Generators in Python: How to Use Them Author
Posted: Thu Jan 23, 2025 3:21 am
Content: List Generators Set generators Generator expressions Generator functions Python generators are a class of functions that allow you to create and store in memory your own iterators that return the value of functions on request. Generators process data in portions, step by step, and are used when working with large amounts of information when there is a risk of memory overflow. The need to use generators may arise in the following cases: working with large files (tens of gigabytes): comparing lines of several such files, processing, searching by condition, etc.; web scraping; analysis of an endless stream of data (network traffic, stock quotes, instrument and sensor readings); mathematical calculations; refactoring (reworking) existing code.
Generators as objects (functions) should not be confused with the following constructs: list generators; set generators. Lists and sets have nothing to do with generator objects. In this case, the word "generator" is just a australia email list syntactic construction that arises when translating from English "list comprehension". Let's first look at list and set generators, so that there is no confusion later when using the generators themselves. Generators in Python: How to Use ThemGenerators in Python:
How to Use Them Receive a grant covering 50% of your tuition fees And learn a new profession online from anywhere in the world Get a grant List Generators To create a long list programmatically, a loop with an additional condition is used. The expression is enclosed in square brackets and in general will look like this: [expression for item in iterable if condition]. Let's first create a list of numbers from 1 to 30, and then select only even numbers from this range: nums = [i for i in range(1, 10)] even_nums = [i for i in range(1, 10) if n % 2 == 0] print(nums) print(even_nums) > [1, 2, 3, 4, 5, 6, 7, 8, 9] [2, 4, 6, 8] In the example, the expression is the item element itself, the numbers from 1 to 30 are the iterable set, and divisibility without remainder is the condition.
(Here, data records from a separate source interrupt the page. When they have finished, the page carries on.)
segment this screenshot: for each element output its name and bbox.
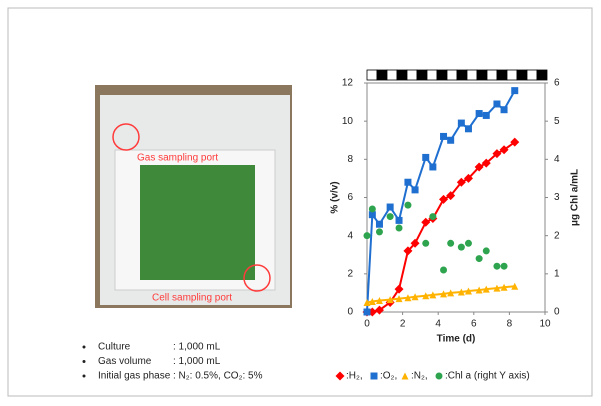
light-dark-cell [427,70,437,80]
bullet-value: : 1,000 mL [173,356,221,367]
y-tick-label: 12 [342,78,354,89]
data-point [376,221,383,228]
y-axis-label: % (v/v) [330,181,341,213]
data-point [476,255,483,262]
data-point [493,100,500,107]
data-point [429,163,436,170]
light-dark-cell [447,70,457,80]
x-tick-label: 0 [364,319,370,330]
photo-label: Gas sampling port [137,153,218,164]
data-point [376,228,383,235]
bullet-value: : 1,000 mL [173,342,221,353]
data-point [369,205,376,212]
light-dark-cell [437,70,447,80]
x-tick-label: 4 [435,319,441,330]
data-point [476,110,483,117]
data-point [440,267,447,274]
data-point [440,133,447,140]
data-point [387,213,394,220]
bullet-label: Culture [98,342,131,353]
legend-marker [371,373,378,380]
y2-axis-label: μg Chl a/mL [570,169,581,226]
x-tick-label: 2 [400,319,406,330]
x-tick-label: 8 [507,319,513,330]
light-dark-cell [487,70,497,80]
photo: Gas sampling port Cell sampling port [95,85,292,308]
data-point [511,87,518,94]
y2-tick-label: 4 [554,154,560,165]
light-dark-cell [497,70,507,80]
data-point [422,240,429,247]
data-point [404,179,411,186]
data-point [458,120,465,127]
data-point [447,240,454,247]
y-tick-label: 10 [342,116,354,127]
data-point [404,202,411,209]
data-point [483,112,490,119]
light-dark-cell [467,70,477,80]
bullet-dot [83,346,86,349]
light-dark-cell [397,70,407,80]
y2-tick-label: 2 [554,230,560,241]
legend-label: :Chl a (right Y axis) [445,371,530,382]
light-dark-cell [507,70,517,80]
data-point [465,240,472,247]
light-dark-cell [527,70,537,80]
legend-marker [436,373,443,380]
bullet-dot [83,375,86,378]
y2-tick-label: 6 [554,78,560,89]
y2-tick-label: 0 [554,307,560,318]
data-point [483,247,490,254]
y-tick-label: 8 [347,154,353,165]
legend-label: :N₂, [411,371,428,382]
data-point [396,217,403,224]
data-point [501,106,508,113]
light-dark-cell [477,70,487,80]
light-dark-cell [377,70,387,80]
y-tick-label: 4 [347,230,353,241]
data-point [396,225,403,232]
data-point [364,309,371,316]
data-point [412,186,419,193]
light-dark-cell [517,70,527,80]
light-dark-cell [537,70,547,80]
y-tick-label: 0 [347,307,353,318]
bullet-label: Gas volume [98,356,152,367]
data-point [422,154,429,161]
data-point [364,232,371,239]
legend-label: :H₂, [346,371,363,382]
y2-tick-label: 5 [554,116,560,127]
data-point [458,244,465,251]
bullet-label: Initial gas phase [98,371,171,382]
bullet-dot [83,360,86,363]
y-tick-label: 6 [347,192,353,203]
light-dark-cell [407,70,417,80]
y-tick-label: 2 [347,268,353,279]
data-point [501,263,508,270]
culture [140,165,255,280]
light-dark-cell [457,70,467,80]
x-tick-label: 6 [471,319,477,330]
y2-tick-label: 3 [554,192,560,203]
y2-tick-label: 1 [554,268,560,279]
bullet-value: : N₂: 0.5%, CO₂: 5% [173,371,263,382]
light-dark-cell [367,70,377,80]
data-point [429,213,436,220]
legend-label: :O₂, [380,371,397,382]
data-point [387,204,394,211]
data-point [447,137,454,144]
data-point [465,125,472,132]
slide: Gas sampling port Cell sampling port Cul… [0,0,601,406]
x-axis-label: Time (d) [437,334,476,345]
photo-label: Cell sampling port [152,293,232,304]
x-tick-label: 10 [539,319,551,330]
light-dark-cell [387,70,397,80]
data-point [493,263,500,270]
light-dark-cell [417,70,427,80]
Generators as objects (functions) should not be confused with the following constructs: list generators; set generators. Lists and sets have nothing to do with generator objects. In this case, the word "generator" is just a australia email list syntactic construction that arises when translating from English "list comprehension". Let's first look at list and set generators, so that there is no confusion later when using the generators themselves. Generators in Python: How to Use ThemGenerators in Python:
How to Use Them Receive a grant covering 50% of your tuition fees And learn a new profession online from anywhere in the world Get a grant List Generators To create a long list programmatically, a loop with an additional condition is used. The expression is enclosed in square brackets and in general will look like this: [expression for item in iterable if condition]. Let's first create a list of numbers from 1 to 30, and then select only even numbers from this range: nums = [i for i in range(1, 10)] even_nums = [i for i in range(1, 10) if n % 2 == 0] print(nums) print(even_nums) > [1, 2, 3, 4, 5, 6, 7, 8, 9] [2, 4, 6, 8] In the example, the expression is the item element itself, the numbers from 1 to 30 are the iterable set, and divisibility without remainder is the condition.